Streik bei der Bahn: Welche Rechte haben Bahnreisende?
Kommt es zu einem Streik bei der Deutschen Bahn, müssen sich die Bahnreisenden auf Zugausfälle und erhebliche Verspätungen einrichten. Dies gilt insbesondere dann, wenn die Lokführer die Arbeit niederlegen. Gerade für Berufspendler oder auch für Studenten und Urlauber ist ein Streik bei der Bahn mit erheblichen Unannehmlichkeiten verbunden, wird doch durch eine Arbeitsniederlegung die Einhaltung eines Termins wesentlich erschwert oder sogar unmöglich gemacht. Kann ein Bahnreisender daher gegenüber der Bahn bestimmte Rechte geltend machen, wie etwa eine Entschädigung?

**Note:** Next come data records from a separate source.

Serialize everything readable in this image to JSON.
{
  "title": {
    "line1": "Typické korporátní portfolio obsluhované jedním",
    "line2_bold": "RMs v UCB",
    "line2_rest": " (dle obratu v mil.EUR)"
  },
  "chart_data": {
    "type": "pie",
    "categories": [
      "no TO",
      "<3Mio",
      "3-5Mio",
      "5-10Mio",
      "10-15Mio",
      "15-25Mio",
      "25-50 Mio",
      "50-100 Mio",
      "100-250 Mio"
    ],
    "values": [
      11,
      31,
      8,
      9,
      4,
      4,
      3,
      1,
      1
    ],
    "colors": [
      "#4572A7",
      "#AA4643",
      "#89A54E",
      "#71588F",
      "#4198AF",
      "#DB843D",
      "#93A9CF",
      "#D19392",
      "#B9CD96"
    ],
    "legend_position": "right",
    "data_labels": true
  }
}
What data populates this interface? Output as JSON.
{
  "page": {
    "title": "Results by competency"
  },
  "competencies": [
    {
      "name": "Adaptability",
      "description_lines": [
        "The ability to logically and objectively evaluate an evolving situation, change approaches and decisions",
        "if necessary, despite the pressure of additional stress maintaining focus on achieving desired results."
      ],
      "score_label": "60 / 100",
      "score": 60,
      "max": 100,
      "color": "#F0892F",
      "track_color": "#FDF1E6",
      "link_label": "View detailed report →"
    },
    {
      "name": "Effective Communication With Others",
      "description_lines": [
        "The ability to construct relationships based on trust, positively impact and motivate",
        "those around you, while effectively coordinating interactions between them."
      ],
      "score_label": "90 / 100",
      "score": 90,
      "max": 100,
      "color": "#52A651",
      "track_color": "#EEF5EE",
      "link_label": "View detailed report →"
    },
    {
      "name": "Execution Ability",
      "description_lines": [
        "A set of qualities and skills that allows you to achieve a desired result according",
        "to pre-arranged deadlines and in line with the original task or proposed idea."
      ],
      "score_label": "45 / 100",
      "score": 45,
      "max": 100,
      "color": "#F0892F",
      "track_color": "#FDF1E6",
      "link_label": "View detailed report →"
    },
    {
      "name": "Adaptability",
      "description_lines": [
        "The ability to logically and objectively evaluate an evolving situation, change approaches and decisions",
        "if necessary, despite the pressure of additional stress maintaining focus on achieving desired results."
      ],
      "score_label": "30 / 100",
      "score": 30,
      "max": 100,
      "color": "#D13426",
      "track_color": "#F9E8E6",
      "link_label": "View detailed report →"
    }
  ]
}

Welche Rechte haben Bahnreisende?
Einem Bahnreisenden stehen ab einer bestimmten Verspätung einige Rechte zu. Dazu gehört zum Beispiel ein Anspruch auf Entschädigung. Die Deutsche Bahn kann sich in diesem Zusammenhang anders als Fluggesellschaften nicht auf höhere Gewalt berufen (vgl. Gerichtshof der Europäischen Union, Urteil from 26.09.2013, Fn. C-509/11).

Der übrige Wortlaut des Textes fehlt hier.